The out-of-pocket expenses in question were, for the most, part financing and hedging costs which were incurred by the oil companies in opening lines of credit to support their purchases and hedging their exposures.  The SCA was scathing in assessing the argument put forward by the CEF/SFF against it being ordered to pay these expenses:

‘As the appellants would have it, innocent third-party financiers such as Contango and Natixis, are required to incur significant losses when the State acts unlawfully, even when they are given assurances by the state entity concerned, and take steps to secure the loans. If these are indeed the risks involved in providing credit, then there is a real danger that it will have a chilling effect on financing, which may become prohibitively expensive. International banks and finance institutions would be reluctant to finance major transactions – crucial to the economy – not only in oil but also in infrastructure and capital projects. Accordingly, the compensation order in this case… serves the broader public interest.’

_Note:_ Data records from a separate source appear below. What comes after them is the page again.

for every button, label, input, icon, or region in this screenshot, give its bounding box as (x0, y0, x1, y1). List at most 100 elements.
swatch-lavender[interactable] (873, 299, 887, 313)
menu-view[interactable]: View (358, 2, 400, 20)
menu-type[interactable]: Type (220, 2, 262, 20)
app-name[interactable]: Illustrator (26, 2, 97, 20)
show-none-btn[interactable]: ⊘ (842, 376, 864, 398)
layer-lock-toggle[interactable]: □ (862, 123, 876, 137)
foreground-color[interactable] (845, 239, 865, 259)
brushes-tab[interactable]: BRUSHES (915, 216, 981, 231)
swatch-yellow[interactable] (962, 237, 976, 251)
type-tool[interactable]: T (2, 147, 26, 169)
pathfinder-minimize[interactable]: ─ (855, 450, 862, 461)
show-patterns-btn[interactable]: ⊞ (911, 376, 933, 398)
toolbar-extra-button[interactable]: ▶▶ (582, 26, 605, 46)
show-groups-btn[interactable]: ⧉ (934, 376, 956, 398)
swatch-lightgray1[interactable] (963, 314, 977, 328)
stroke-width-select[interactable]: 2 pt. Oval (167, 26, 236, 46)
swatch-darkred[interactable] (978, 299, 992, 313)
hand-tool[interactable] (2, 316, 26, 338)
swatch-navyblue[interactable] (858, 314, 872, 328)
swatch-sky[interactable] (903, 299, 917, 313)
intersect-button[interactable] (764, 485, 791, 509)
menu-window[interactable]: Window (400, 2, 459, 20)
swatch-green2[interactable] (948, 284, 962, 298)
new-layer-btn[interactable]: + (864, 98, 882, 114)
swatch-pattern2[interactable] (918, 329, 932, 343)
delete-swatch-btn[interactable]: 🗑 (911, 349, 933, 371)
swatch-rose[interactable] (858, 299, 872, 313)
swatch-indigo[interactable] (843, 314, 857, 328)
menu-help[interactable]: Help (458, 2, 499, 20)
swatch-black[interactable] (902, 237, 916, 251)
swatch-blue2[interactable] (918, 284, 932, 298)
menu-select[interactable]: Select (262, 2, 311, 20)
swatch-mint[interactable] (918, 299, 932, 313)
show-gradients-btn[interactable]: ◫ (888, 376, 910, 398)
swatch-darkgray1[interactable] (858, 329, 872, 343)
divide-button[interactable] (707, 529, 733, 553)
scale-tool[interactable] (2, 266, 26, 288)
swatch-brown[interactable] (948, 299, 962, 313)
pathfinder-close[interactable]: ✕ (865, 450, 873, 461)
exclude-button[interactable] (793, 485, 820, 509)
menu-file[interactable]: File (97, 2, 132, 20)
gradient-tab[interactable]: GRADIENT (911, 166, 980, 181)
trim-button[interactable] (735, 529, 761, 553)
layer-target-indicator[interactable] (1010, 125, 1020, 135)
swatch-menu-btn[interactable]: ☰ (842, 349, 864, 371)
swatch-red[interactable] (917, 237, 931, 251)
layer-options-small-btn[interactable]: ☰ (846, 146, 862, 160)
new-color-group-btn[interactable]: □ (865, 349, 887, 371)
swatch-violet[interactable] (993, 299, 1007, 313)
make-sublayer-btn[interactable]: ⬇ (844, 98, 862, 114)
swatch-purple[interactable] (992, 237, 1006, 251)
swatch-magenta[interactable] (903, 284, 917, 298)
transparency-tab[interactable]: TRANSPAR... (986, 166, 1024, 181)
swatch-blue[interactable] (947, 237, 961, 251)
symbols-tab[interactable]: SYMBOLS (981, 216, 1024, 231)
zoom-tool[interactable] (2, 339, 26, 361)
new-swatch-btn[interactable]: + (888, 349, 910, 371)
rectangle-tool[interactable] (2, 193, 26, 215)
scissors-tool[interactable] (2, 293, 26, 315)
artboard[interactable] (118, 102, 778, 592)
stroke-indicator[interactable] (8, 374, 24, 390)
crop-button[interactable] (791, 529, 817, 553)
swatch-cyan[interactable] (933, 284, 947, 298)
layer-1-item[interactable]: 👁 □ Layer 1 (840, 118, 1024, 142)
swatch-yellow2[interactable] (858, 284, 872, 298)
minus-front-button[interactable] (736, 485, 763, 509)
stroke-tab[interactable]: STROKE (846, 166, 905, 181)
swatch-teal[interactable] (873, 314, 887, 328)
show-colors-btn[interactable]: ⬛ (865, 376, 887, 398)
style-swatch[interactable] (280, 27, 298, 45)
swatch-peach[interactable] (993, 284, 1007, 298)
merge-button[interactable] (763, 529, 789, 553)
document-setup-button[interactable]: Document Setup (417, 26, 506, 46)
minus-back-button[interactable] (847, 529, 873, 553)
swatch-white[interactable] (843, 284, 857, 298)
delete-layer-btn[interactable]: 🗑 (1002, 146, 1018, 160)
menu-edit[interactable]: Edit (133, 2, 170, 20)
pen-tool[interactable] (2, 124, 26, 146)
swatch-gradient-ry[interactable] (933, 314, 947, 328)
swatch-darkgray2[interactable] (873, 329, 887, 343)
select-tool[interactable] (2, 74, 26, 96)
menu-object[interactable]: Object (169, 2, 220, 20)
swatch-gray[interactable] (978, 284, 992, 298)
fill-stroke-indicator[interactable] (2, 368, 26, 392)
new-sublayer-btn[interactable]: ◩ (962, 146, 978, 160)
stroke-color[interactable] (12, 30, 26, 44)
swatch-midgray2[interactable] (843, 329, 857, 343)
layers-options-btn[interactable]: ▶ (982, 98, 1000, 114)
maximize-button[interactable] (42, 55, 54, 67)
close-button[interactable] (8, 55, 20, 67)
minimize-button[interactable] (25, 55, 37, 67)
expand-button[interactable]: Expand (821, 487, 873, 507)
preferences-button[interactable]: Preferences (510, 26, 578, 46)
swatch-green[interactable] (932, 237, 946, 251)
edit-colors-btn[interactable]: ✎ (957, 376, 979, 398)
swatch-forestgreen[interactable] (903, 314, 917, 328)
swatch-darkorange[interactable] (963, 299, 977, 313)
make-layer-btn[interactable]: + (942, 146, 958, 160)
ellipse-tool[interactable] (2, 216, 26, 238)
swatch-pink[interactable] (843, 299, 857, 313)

The SCA confirmed that the approach to innocent third parties is that, although innocent parties are not entitled to benefit from an unlawful contract, they are not required to suffer any loss as a result of the invalidation of a contract.

The SCA also specifically considered the public interest to be served by ensuring that innocent financial institutions supporting state lending should not be adversely affected if the decisions supported are set aside: ‘The public interest is adversely affected if creditors cannot safely finance transactions with organs of state, and are constantly at risk of incurring losses if it turns out that the State acted unlawfully.’

Other case law

This approach by the SCA confirmed the position In Altech Radio Holdings (Pty) Limited and Others v City of Tshwane Metropolitan Municipality 2021 (3) SA 25 (SCA), where the conduct by the state parties (in delaying bringing the self-review as well as their assurances that they intended to honour the transaction concerned and that all internal formalities had been complied with) was considered important in considering the just and equitable remedy and ensuring no loss was suffered, particularly by third party financial institutions relying on the assurances.

In City of Tshwane Metropolitan Municipality v RPM Bricks (Pty) Ltd [2007] ZASCA 28; 2008 (3) SA 1 (SCA) paras 11-12, the SCA also confirmed the principle previously enunciated by it that a person contracting with an organ of state in good faith is entitled to assume that the latter has complied with its internal arrangements and formalities.

The importance of warranties

These judgements confirm the importance of seeking warranties in relation to authority from state parties and of seeking specific assurances from state parties where this appears uncertain in a transactional context.  This is notwithstanding the fact that, as a pure contractual matter, the warranties may be set aside when the contract itself is set aside. Such assurances assist in obtaining a just and equitable outcome from the courts if the contract is ultimately set aside due to unlawfulness on the part of the state parties.